Safe, socially distanced and full of hope

Reflecting Fjord Oslo’s mission to create powerful collective experiences accessible to all residents and visitors, the installations are entirely free to view on an open- access basis throughout the festival. As they are located outdoors and available to view at any time between 6pm and 11pm, they can be enjoyed in full compliance with social-distancing measures, making Fjord Oslo is one of the few large-scale cultural events able to take place this year.

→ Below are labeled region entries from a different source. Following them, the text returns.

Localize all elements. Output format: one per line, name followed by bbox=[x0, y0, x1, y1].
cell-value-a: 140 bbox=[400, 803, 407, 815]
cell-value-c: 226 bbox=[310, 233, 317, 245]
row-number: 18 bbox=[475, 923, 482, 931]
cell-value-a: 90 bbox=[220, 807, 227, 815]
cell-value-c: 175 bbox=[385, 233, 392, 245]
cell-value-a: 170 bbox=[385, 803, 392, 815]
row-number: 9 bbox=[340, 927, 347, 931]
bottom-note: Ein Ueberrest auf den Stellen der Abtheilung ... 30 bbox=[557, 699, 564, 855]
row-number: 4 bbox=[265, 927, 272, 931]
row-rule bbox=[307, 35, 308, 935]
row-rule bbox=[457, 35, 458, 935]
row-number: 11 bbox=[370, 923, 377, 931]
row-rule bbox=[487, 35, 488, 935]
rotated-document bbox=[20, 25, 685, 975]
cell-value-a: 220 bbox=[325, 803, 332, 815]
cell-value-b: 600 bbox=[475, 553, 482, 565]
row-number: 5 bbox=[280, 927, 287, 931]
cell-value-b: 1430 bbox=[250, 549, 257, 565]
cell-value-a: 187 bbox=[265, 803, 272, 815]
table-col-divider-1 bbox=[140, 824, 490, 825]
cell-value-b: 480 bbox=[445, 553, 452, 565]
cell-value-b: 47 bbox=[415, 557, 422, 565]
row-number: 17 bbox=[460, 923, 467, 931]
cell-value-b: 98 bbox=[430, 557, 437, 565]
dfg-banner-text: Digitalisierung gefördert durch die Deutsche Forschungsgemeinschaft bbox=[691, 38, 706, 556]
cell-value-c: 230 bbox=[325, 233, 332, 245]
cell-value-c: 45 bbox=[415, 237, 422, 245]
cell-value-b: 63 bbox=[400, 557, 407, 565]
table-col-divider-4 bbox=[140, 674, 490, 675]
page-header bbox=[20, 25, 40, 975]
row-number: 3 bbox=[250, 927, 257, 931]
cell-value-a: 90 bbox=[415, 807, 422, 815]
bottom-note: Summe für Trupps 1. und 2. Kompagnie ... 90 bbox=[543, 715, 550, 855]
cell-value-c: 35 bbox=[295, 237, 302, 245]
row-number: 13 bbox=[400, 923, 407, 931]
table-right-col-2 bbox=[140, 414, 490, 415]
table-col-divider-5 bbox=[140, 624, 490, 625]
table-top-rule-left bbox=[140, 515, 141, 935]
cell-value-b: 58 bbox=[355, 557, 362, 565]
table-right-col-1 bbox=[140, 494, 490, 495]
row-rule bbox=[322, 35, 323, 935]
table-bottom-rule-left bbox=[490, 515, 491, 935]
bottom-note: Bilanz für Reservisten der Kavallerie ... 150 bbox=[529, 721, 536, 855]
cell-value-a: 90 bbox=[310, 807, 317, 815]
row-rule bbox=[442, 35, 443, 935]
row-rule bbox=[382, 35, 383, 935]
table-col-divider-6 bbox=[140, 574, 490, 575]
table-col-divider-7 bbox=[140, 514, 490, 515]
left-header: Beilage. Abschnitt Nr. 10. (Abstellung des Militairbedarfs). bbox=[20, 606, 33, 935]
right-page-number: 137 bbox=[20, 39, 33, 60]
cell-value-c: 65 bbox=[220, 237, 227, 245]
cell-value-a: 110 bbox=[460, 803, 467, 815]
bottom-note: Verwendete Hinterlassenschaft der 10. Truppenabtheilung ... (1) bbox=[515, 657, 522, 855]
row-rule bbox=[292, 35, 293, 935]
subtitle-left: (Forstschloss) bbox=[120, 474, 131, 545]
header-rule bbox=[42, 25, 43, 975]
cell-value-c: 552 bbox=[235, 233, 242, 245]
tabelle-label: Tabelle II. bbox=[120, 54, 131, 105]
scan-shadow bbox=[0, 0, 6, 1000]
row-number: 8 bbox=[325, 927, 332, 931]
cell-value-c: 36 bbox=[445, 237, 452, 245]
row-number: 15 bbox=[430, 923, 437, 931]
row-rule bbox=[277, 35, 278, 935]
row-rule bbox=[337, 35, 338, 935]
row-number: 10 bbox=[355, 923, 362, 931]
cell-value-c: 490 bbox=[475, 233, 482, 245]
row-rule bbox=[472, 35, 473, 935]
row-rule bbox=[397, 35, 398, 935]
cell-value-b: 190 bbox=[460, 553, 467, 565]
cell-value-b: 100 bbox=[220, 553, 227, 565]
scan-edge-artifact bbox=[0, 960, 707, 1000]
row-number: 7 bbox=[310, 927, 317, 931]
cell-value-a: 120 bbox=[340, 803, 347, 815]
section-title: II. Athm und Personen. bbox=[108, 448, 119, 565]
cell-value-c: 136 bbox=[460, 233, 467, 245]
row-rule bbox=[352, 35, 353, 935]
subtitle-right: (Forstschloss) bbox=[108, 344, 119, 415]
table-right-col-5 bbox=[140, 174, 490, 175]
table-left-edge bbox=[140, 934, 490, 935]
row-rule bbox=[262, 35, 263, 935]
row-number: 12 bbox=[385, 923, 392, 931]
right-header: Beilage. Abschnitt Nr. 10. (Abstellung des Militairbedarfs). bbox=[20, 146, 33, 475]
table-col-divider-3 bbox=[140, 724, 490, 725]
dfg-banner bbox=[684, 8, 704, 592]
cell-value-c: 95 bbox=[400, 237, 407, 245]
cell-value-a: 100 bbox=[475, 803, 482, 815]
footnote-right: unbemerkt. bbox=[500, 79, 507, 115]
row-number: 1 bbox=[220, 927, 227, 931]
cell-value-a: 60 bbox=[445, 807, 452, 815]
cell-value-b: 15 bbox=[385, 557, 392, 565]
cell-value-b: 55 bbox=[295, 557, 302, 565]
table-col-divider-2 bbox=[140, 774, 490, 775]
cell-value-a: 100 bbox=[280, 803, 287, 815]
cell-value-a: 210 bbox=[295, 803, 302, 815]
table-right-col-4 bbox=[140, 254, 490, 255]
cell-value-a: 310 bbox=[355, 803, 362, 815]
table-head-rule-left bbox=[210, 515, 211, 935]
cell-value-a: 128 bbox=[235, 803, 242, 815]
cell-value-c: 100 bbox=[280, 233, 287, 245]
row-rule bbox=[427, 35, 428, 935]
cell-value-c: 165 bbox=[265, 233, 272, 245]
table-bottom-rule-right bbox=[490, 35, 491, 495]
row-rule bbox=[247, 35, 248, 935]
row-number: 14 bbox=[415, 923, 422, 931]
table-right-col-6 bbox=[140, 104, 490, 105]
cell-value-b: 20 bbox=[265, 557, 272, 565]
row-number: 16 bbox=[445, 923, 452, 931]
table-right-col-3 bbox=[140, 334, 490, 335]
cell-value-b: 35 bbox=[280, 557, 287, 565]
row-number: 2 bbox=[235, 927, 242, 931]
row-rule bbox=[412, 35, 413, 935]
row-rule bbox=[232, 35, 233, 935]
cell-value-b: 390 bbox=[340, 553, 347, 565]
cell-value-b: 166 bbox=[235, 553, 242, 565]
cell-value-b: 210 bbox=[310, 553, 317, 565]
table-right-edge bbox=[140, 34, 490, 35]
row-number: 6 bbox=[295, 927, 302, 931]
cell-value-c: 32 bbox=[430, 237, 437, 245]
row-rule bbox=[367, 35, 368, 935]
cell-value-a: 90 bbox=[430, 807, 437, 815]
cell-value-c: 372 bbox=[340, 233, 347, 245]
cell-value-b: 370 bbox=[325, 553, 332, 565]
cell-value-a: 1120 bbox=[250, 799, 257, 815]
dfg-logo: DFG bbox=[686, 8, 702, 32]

Free and open to view, the festival is Covid-safe and aims to make culture more accessible. Gaia by Luke Jerram at Bluedot in 2018, photo by Michael Jones.

With this in mind, artistic director Anastasia Isachsen was careful to select artworks that required no physical or close contact (such as touching buttons or passing through narrow spaces) and which are large enough to be viewed at a distance. In response to the negativity and uncertainty that have characterised life for many of us this year, Fjord Oslo has made a conscious effort to include colourful works that can help cultivate a sense of much-needed optimism, as well as two works (Gaia by Luke Jerram and Out/Elodie by Elsa Tomkowiak) that can be enjoyed in daylight as well as darkness.